Recomendo, portanto, uma quebra de paradigma a partir deste momento, sugiro que capte sentimentos negativos, aceite-os e trabalhe em cima deles. 

A primeira coisa é conseguir olhar de fora, como se a situação estivesse acontecendo com um amigo. Como você agiria? Seria exigente pedindo logo que o sentimento fosse substituído por um mais nobre ou o acolheria, compreendendo suas necessidades e motivações. Sendo um grande amigo, você certamente o escutaria, discorreria sobre o que ele sente, apoiaria.

Por que com você mesmo isso seria diferente? Por qual motivo o nível de exigência consigo próprio tem uma medida mais severa?

Aceitar o que se sente, independente do conceito de certo ou errado é essencial. Compreender se o seu sentimento está sintonizado com os seus valores, igualmente importante. E, para isso, é necessário que você esteja plenamente consciente de quais são os seus valores.

Comece compreendendo que nem sempre é necessário e saudável estar "bem". Aceitação é o primeiro passo para começar a compreender o que realmente importa para você. Quando comento sobre valores, meu intuito é que comece a olhar para si mesmo, analisando se o que tem feito, pensado, sentido, são conteúdos verdadeiramente seus ou se o mundo tem colocado tudo isso em cima de você e pedido que dê conta.

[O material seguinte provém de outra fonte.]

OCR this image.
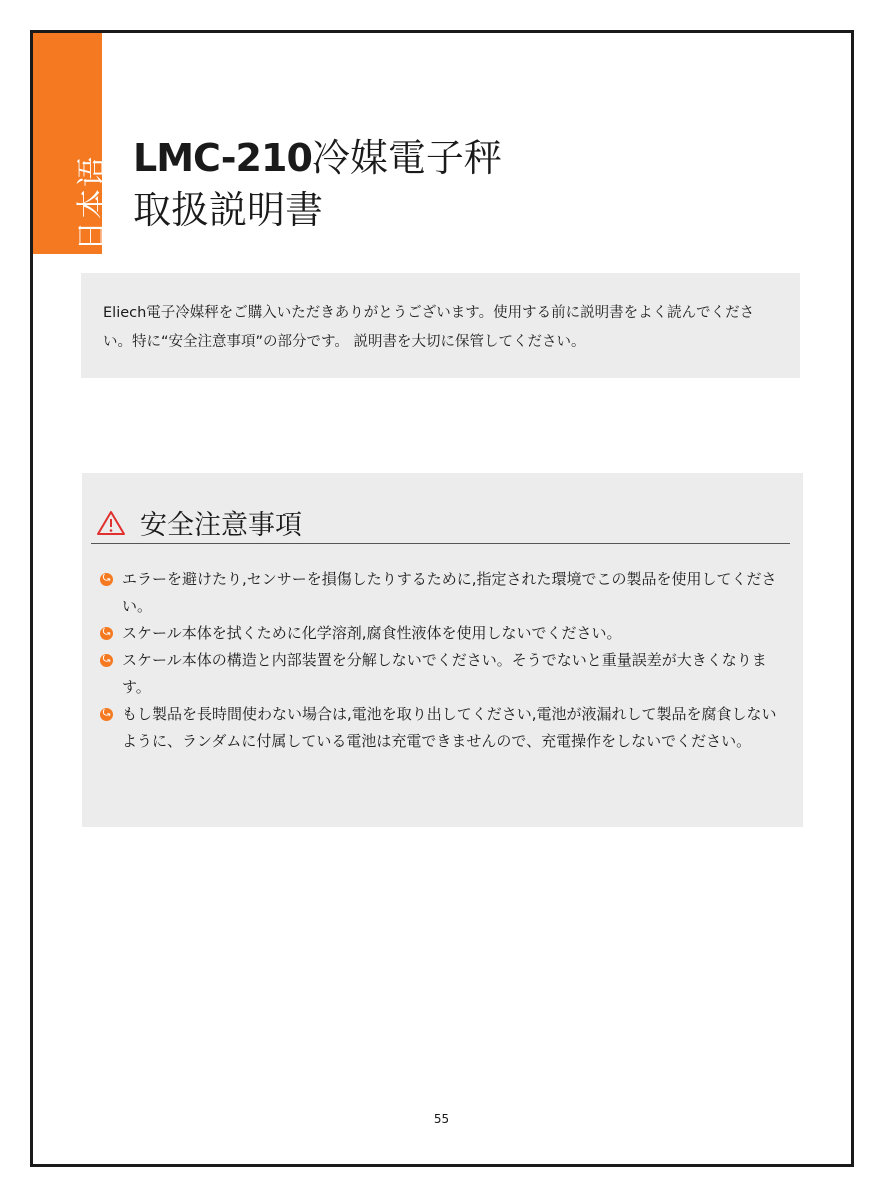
日本语 LMC-210冷媒電子秤
取扱説明書
Eliech電子冷媒秤をご購入いただきありがとうございます。使用する前に説明書をよく読んでください。特に“安全注意事項”の部分です。 説明書を大切に保管してください。
安全注意事項
⤿ エラーを避けたり,センサーを損傷したりするために,指定された環境でこの製品を使用してください。
⤿ スケール本体を拭くために化学溶剤,腐食性液体を使用しないでください。
⤿ スケール本体の構造と内部装置を分解しないでください。そうでないと重量誤差が大きくなります。
⤿ もし製品を長時間使わない場合は,電池を取り出してください,電池が液漏れして製品を腐食しないように、ランダムに付属している電池は充電できませんので、充電操作をしないでください。
55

É importante, portanto, enfrentar seus conteúdos negativos e interpretá-los. Ou seja, além de aceitar é necessário interpretar o que você está sentindo.

Aceite também que é possível mudar de ideia, de valor, de conceito sobre algo e, principalmente sobre si mesmo. Compreender que muitas coisas que disseram de você e para você não são necessariamente verdades.

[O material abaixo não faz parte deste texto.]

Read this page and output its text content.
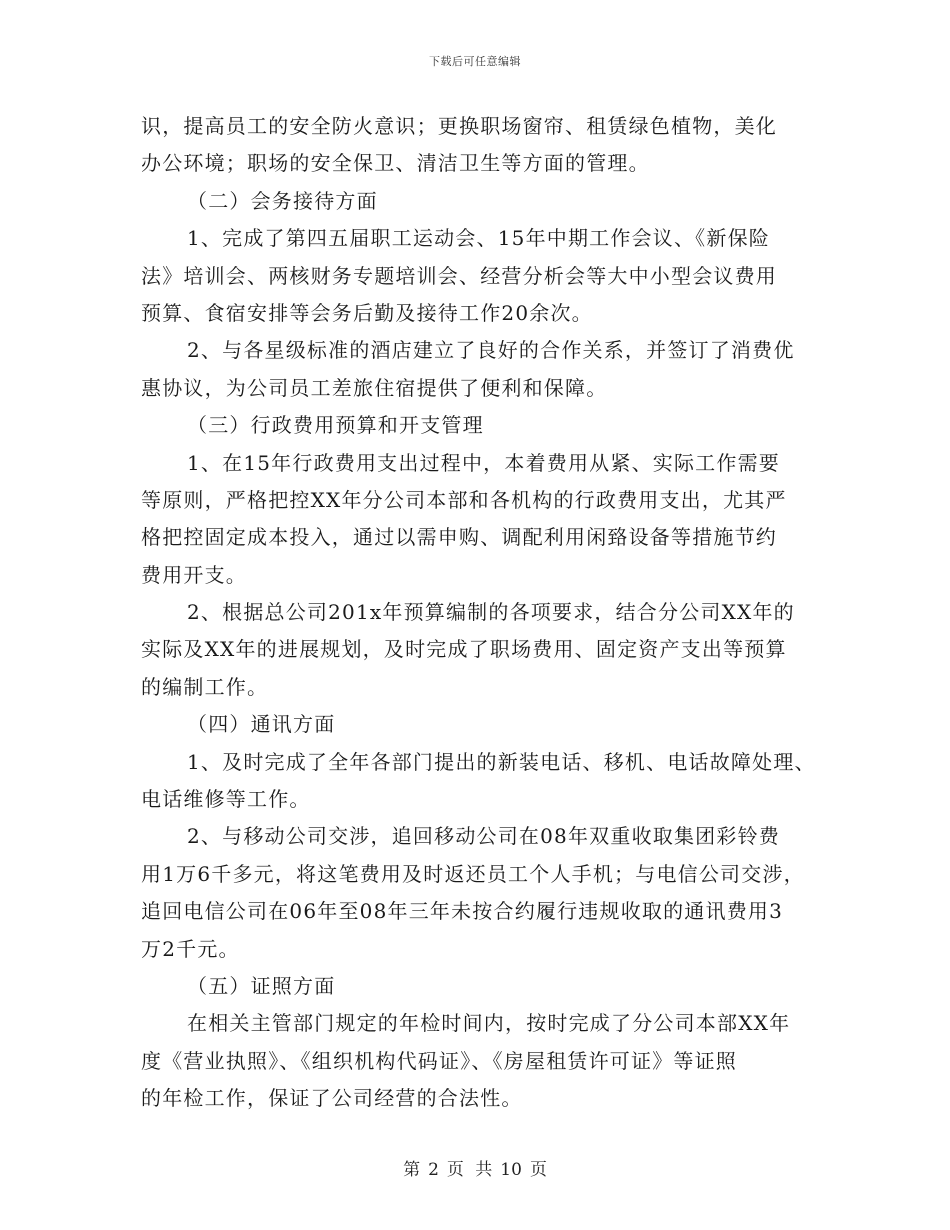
下载后可任意编辑
识，提高员工的安全防火意识；更换职场窗帘、租赁绿色植物，美化
办公环境；职场的安全保卫、清洁卫生等方面的管理。
（二）会务接待方面
1、完成了第四五届职工运动会、15年中期工作会议、《新保险
法》培训会、两核财务专题培训会、经营分析会等大中小型会议费用
预算、食宿安排等会务后勤及接待工作20余次。
2、与各星级标准的酒店建立了良好的合作关系，并签订了消费优
惠协议，为公司员工差旅住宿提供了便利和保障。
（三）行政费用预算和开支管理
1、在15年行政费用支出过程中，本着费用从紧、实际工作需要
等原则，严格把控XX年分公司本部和各机构的行政费用支出，尤其严
格把控固定成本投入，通过以需申购、调配利用闲臵设备等措施节约
费用开支。
2、根据总公司201x年预算编制的各项要求，结合分公司XX年的
实际及XX年的进展规划，及时完成了职场费用、固定资产支出等预算
的编制工作。
（四）通讯方面
1、及时完成了全年各部门提出的新装电话、移机、电话故障处理、
电话维修等工作。
2、与移动公司交涉，追回移动公司在08年双重收取集团彩铃费
用1万6千多元，将这笔费用及时返还员工个人手机；与电信公司交涉，
追回电信公司在06年至08年三年未按合约履行违规收取的通讯费用3
万2千元。
（五）证照方面
在相关主管部门规定的年检时间内，按时完成了分公司本部XX年
度《营业执照》、《组织机构代码证》、《房屋租赁许可证》等证照
的年检工作，保证了公司经营的合法性。
第 2 页 共 10 页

"Você é péssimo em matemática, menino". Você ouviu isso a vida toda e considerou que é péssimo mesmo? Seus professores eram exigentes demais e tinham didática de menos ou você realmente não gosta de matemática? Gostaria de desenvolver esta habilidade, mas, acredita que não é capaz?

Este tipo de pensamento liga você diretamente a uma ansiedade exagerada e a uma sensação de fracasso constante: "Não consigo dar conta das coisas", "Não sou bom em nada", "Sou péssimo nos relacionamentos". "Nunca me casarei". ‘Sou um embuste”.

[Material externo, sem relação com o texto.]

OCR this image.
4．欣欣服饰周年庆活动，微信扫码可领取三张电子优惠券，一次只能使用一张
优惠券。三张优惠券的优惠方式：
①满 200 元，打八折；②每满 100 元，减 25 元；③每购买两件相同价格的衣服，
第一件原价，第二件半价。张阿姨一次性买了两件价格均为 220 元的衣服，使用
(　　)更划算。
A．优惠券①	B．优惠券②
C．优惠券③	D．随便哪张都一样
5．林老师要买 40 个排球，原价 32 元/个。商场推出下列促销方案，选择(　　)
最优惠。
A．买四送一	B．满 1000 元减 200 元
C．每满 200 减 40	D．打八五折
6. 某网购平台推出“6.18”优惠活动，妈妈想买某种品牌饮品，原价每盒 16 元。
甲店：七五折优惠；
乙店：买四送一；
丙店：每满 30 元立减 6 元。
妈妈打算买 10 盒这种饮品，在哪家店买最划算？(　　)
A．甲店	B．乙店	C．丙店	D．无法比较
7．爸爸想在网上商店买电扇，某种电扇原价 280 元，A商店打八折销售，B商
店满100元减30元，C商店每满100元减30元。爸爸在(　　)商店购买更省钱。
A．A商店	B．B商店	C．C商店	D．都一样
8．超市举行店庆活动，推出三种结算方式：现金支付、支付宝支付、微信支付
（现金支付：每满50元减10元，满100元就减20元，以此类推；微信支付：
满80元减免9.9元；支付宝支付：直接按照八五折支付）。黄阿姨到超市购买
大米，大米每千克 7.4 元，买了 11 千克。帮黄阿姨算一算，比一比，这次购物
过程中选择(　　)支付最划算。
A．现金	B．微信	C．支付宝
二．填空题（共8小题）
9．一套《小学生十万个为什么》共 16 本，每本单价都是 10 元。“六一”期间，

No dia a dia no mundo corporativo não seria diferente, um cenário em que há tanta cobrança por desempenho e performance. Se você acredita como verdade tudo o que te dizem, acaba reagindo de forma automática, sem muito critério e, na maior parte das vezes, sem muita certeza de que a resposta está alinhada à sua verdade.

Ao fim do dia você está cansado demais pois, este processo rouba muito da sua energia, que deveria estar sendo mais conscientemente aproveitada. Por isso volto aqui à questão dos seus valores e de saber de forma segura quais são eles; não estou falando de moral e bons costumes, mas daquilo que é importante e que norteia as suas ações.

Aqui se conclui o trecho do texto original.